The invitation to vulnerability should frighten me—after years of weaponizing every emotion, every revelation, every moment of genuine feeling, the idea of lowering my defenses feels like stepping naked into a battlefield. But looking at Max, seeing the exhaustion in his dark eyes that mirrors my own, I realize that keeping my walls up might be the most dangerous thing I could do right now.
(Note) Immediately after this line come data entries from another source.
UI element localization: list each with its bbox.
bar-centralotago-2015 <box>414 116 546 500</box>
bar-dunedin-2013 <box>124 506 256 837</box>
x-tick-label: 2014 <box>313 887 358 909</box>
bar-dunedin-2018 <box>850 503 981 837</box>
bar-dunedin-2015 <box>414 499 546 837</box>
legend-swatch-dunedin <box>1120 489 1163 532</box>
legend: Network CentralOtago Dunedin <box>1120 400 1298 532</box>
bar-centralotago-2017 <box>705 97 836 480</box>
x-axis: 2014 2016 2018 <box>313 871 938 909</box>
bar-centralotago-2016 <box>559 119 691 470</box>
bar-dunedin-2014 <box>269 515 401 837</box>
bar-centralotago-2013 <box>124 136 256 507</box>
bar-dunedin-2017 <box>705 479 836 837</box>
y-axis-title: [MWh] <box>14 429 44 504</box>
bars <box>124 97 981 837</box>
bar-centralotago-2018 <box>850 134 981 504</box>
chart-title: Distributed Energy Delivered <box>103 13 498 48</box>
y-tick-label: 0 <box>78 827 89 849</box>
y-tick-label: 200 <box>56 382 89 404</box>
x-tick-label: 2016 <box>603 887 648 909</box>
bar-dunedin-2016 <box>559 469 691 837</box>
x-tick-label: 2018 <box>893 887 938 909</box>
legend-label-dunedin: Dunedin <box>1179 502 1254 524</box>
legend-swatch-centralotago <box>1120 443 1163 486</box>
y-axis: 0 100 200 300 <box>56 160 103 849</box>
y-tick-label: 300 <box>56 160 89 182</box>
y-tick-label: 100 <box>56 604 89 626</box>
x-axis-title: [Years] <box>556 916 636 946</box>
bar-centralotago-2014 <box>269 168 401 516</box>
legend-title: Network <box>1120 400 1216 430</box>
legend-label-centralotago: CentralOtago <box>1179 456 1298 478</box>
“I’m scared,” I whisper, the words barely audible over the wind rattling our windows. “Not just of them finding us, or of what they’ll do if they catch us. I’m scared that this is all pointless. That we’re just delaying the inevitable while people we care about pay the price for our defiance.”

Max’s hand finds mine, fingers intertwining with the same deliberate care he brings to everything else. “What else?”

The question opens floodgates I didn’t know existed. “I’m scared that I’m becoming exactly what they trained me to be. Look at what we’re planning—surveillance, manipulation, psychological warfare. The same tactics my father used, just pointed in a different direction. What if fighting monsters requires becoming one?”

“Is that what you think you’re becoming?”

I close my eyes, trying to find an honest answer in the darkness behind my lids. “I don’t know. Sometimes I look in the mirror and see Richard Gallagher’s daughter—cold, calculating, willing to sacrifice anything and anyone to achieve her goals. Other times I see that eleven-year-old girl in the white dress, still trying to survive in a world that views her as disposable.”

“And what do you see when you look at me?”

The unexpected question makes my eyes snap open. Max is studying my face with an intensity that makes my breath catch, like he’s trying to memorize every detail before it’s too late.

“I see someone who chose to stand with me when it would’ve been easier to walk away,” I say, surprised by the steadiness in my voice. “Someone who makes me feel human instead of just functional. Someone I’m terrified of losing because I’m not sure I know how to exist without you anymore.”

The confession hangs between us like a bridge I’m not sure either of us is brave enough to cross. In the firelight, Max looks younger somehow, stripped of the careful composure that usually defines him. Vulnerable in a way I’ve rarely seen.